Management wrote that per-case total operating costs improved during the second half of the fiscal year as the organization “continues to tightly manage operating costs amid inflation.” Though same-facility salary, wage and benefit costs rose 2.5% and supply costs rose 1.8%, management highlighted executive compensation reductions, reduced contract labor spending and lower per-case supply spending as mitigating factors.

“The corporation continues to use strong cost controls over contract labor and other operational spending as colleague investment and utilization of its FirstChoice internal staffing agency promotes labor stabilization,” management wrote. “On a same facility basis, contract labor costs decreased $250 million, or 40.6%, compared to fiscal year 2022 which included unprecedented contract labor utilization as a result of the pandemic.”

Investment earnings and equity in earnings of Trinity’s unconsolidated affiliates helped compensate for the system’s tough operations, with the former logging a $715.6 million gain and the latter a $421.9 million gain. Total nonoperating items for the year landed at an almost $1.5 billion net gain, contrasting the prior year’s $1.2 billion loss.

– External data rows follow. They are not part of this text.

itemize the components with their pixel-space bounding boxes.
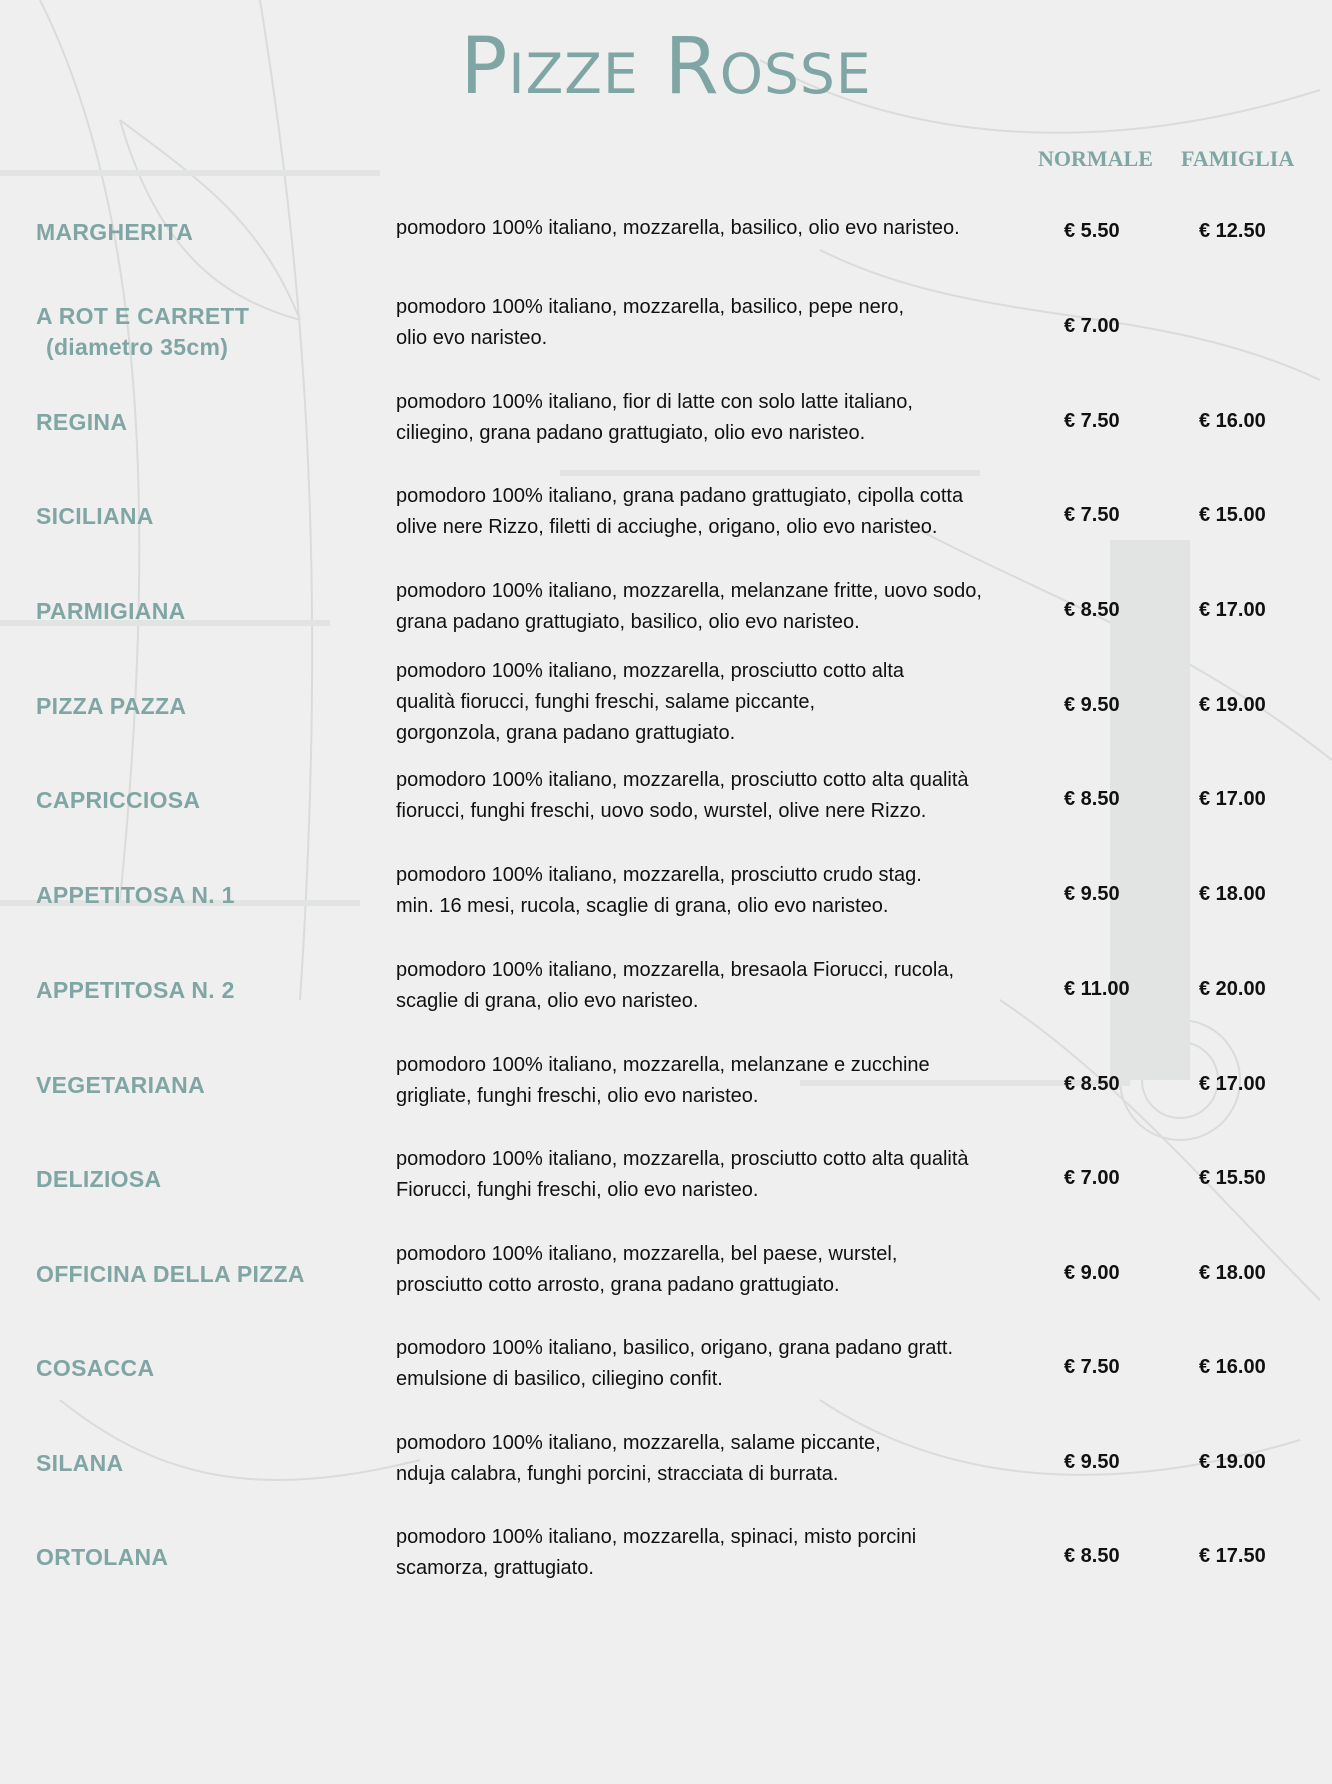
column-header-normale: NORMALE xyxy=(1038,146,1153,171)
description-line: pomodoro 100% italiano, basilico, origano, grana padano gratt. xyxy=(396,1337,954,1359)
pizza-description xyxy=(396,1428,1006,1490)
pizza-name xyxy=(36,787,200,814)
price-normale: € 8.50 xyxy=(1064,788,1120,810)
pizza-name xyxy=(36,882,235,909)
pizza-description xyxy=(396,656,1006,749)
description-line: qualità fiorucci, funghi freschi, salame piccante, xyxy=(396,690,816,713)
pizza-name-text: SICILIANA xyxy=(36,503,154,529)
pizza-name-text: PARMIGIANA xyxy=(36,598,186,624)
price-famiglia: € 16.00 xyxy=(1199,410,1266,432)
pizza-name-text: ORTOLANA xyxy=(36,1544,169,1570)
pizza-name-text: MARGHERITA xyxy=(36,219,194,245)
description-line: min. 16 mesi, rucola, scaglie di grana, olio evo naristeo. xyxy=(396,895,889,917)
pizza-name-text: A ROT E CARRETT xyxy=(36,303,250,329)
pizza-description xyxy=(396,481,1006,543)
price-normale: € 7.00 xyxy=(1064,1167,1120,1189)
pizza-description xyxy=(396,213,1006,244)
pizza-description xyxy=(396,860,1006,922)
pizza-name-text: DELIZIOSA xyxy=(36,1166,162,1192)
pizza-name xyxy=(36,219,193,246)
pizza-name-text: CAPRICCIOSA xyxy=(36,787,201,813)
pizza-name-text: APPETITOSA N. 1 xyxy=(36,882,235,908)
pizza-name xyxy=(36,598,186,625)
price-famiglia: € 18.00 xyxy=(1199,883,1266,905)
price-famiglia: € 17.00 xyxy=(1199,1073,1266,1095)
pizza-name-text: PIZZA PAZZA xyxy=(36,693,187,719)
pizza-description xyxy=(396,1239,1006,1301)
price-normale: € 7.50 xyxy=(1064,410,1120,432)
description-line: pomodoro 100% italiano, mozzarella, spinaci, misto porcini xyxy=(396,1526,917,1548)
description-line: olive nere Rizzo, filetti di acciughe, origano, olio evo naristeo. xyxy=(396,516,938,538)
description-line: pomodoro 100% italiano, mozzarella, prosciutto crudo stag. xyxy=(396,864,922,886)
description-line: pomodoro 100% italiano, mozzarella, melanzane e zucchine xyxy=(396,1054,930,1076)
price-normale: € 5.50 xyxy=(1064,220,1120,242)
pizza-description xyxy=(396,1333,1006,1395)
pizza-name-subtitle: (diametro 35cm) xyxy=(46,334,229,360)
price-normale: € 7.50 xyxy=(1064,504,1120,526)
pizza-description xyxy=(396,576,1006,638)
description-line: Fiorucci, funghi freschi, olio evo naristeo. xyxy=(396,1179,759,1201)
pizza-name xyxy=(36,409,127,436)
pizza-name-text: APPETITOSA N. 2 xyxy=(36,977,235,1003)
pizza-name xyxy=(36,1166,161,1193)
description-line: pomodoro 100% italiano, mozzarella, basilico, olio evo naristeo. xyxy=(396,216,960,239)
pizza-name-text: OFFICINA DELLA PIZZA xyxy=(36,1261,305,1287)
pizza-name xyxy=(36,977,235,1004)
description-line: scamorza, grattugiato. xyxy=(396,1557,594,1579)
price-normale: € 11.00 xyxy=(1064,978,1130,1000)
pizza-name xyxy=(36,303,249,361)
description-line: pomodoro 100% italiano, mozzarella, prosciutto cotto alta xyxy=(396,659,905,682)
price-normale: € 7.50 xyxy=(1064,1356,1120,1378)
price-famiglia: € 19.00 xyxy=(1199,694,1266,716)
price-famiglia: € 17.00 xyxy=(1199,788,1266,810)
price-normale: € 8.50 xyxy=(1064,1073,1120,1095)
price-famiglia: € 19.00 xyxy=(1199,1451,1266,1473)
pizza-name-text: VEGETARIANA xyxy=(36,1072,205,1098)
pizza-description xyxy=(396,955,1006,1017)
price-normale: € 7.00 xyxy=(1064,315,1120,337)
price-normale: € 9.50 xyxy=(1064,1451,1120,1473)
pizza-description xyxy=(396,765,1006,827)
description-line: pomodoro 100% italiano, mozzarella, melanzane fritte, uovo sodo, xyxy=(396,580,982,602)
price-normale: € 8.50 xyxy=(1064,1545,1120,1567)
price-famiglia: € 18.00 xyxy=(1199,1262,1266,1284)
description-line: nduja calabra, funghi porcini, stracciata di burrata. xyxy=(396,1463,839,1485)
pizza-name-text: REGINA xyxy=(36,409,128,435)
pizza-name xyxy=(36,1072,205,1099)
pizza-name-text: SILANA xyxy=(36,1450,124,1476)
description-line: fiorucci, funghi freschi, uovo sodo, wurstel, olive nere Rizzo. xyxy=(396,800,927,822)
price-famiglia: € 12.50 xyxy=(1199,220,1266,242)
pizza-name xyxy=(36,1261,305,1288)
price-normale: € 9.00 xyxy=(1064,1262,1120,1284)
column-header-famiglia: FAMIGLIA xyxy=(1181,146,1295,171)
price-famiglia: € 17.00 xyxy=(1199,599,1266,621)
description-line: pomodoro 100% italiano, mozzarella, basilico, pepe nero, xyxy=(396,296,905,318)
price-normale: € 9.50 xyxy=(1064,694,1120,716)
price-normale: € 9.50 xyxy=(1064,883,1120,905)
description-line: pomodoro 100% italiano, grana padano grattugiato, cipolla cotta xyxy=(396,485,964,507)
pizza-name xyxy=(36,1544,168,1571)
description-line: gorgonzola, grana padano grattugiato. xyxy=(396,721,736,744)
description-line: grana padano grattugiato, basilico, olio evo naristeo. xyxy=(396,611,860,633)
pizza-description xyxy=(396,1522,1006,1584)
description-line: pomodoro 100% italiano, mozzarella, prosciutto cotto alta qualità xyxy=(396,769,969,791)
description-line: grigliate, funghi freschi, olio evo naristeo. xyxy=(396,1085,759,1107)
pizza-description xyxy=(396,387,1006,449)
pizza-name xyxy=(36,693,186,720)
description-line: pomodoro 100% italiano, mozzarella, salame piccante, xyxy=(396,1432,881,1454)
pizza-name xyxy=(36,1355,154,1382)
description-line: pomodoro 100% italiano, mozzarella, bresaola Fiorucci, rucola, xyxy=(396,959,955,981)
description-line: pomodoro 100% italiano, fior di latte con solo latte italiano, xyxy=(396,391,913,413)
price-normale: € 8.50 xyxy=(1064,599,1120,621)
pizza-description xyxy=(396,292,1006,354)
pizza-name xyxy=(36,503,154,530)
description-line: olio evo naristeo. xyxy=(396,327,548,349)
price-famiglia: € 16.00 xyxy=(1199,1356,1266,1378)
description-line: emulsione di basilico, ciliegino confit. xyxy=(396,1368,723,1390)
description-line: pomodoro 100% italiano, mozzarella, prosciutto cotto alta qualità xyxy=(396,1148,969,1170)
menu-title: Pizze Rosse xyxy=(460,22,872,112)
pizza-name-text: COSACCA xyxy=(36,1355,155,1381)
price-famiglia: € 15.50 xyxy=(1199,1167,1266,1189)
description-line: ciliegino, grana padano grattugiato, olio evo naristeo. xyxy=(396,422,866,444)
price-famiglia: € 17.50 xyxy=(1199,1545,1266,1567)
description-line: pomodoro 100% italiano, mozzarella, bel paese, wurstel, xyxy=(396,1243,898,1265)
pizza-description xyxy=(396,1050,1006,1112)
description-line: scaglie di grana, olio evo naristeo. xyxy=(396,990,699,1012)
description-line: prosciutto cotto arrosto, grana padano grattugiato. xyxy=(396,1274,840,1296)
price-famiglia: € 20.00 xyxy=(1199,978,1266,1000)
pizza-name xyxy=(36,1450,123,1477)
pizza-description xyxy=(396,1144,1006,1206)
price-famiglia: € 15.00 xyxy=(1199,504,1266,526)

Altogether, Trinity reported a $959.7 million excess of revenue over expenses (net of noncontrolling interest) as opposed to last year’s over $1.4 billion net deficiency.

Trinity is among the country’s largest health systems with 88 acute care hospitals and hundreds of other care locations in 26 states as well as the country’s second-largest Medicare PACE program.

As of June 30, Trinity sat at $32.3 billion in total assets and $18.3 billion in net assets. It reported 178 days of cash on hand and almost $1.5 billion total community benefit ministry in the most recent fiscal year.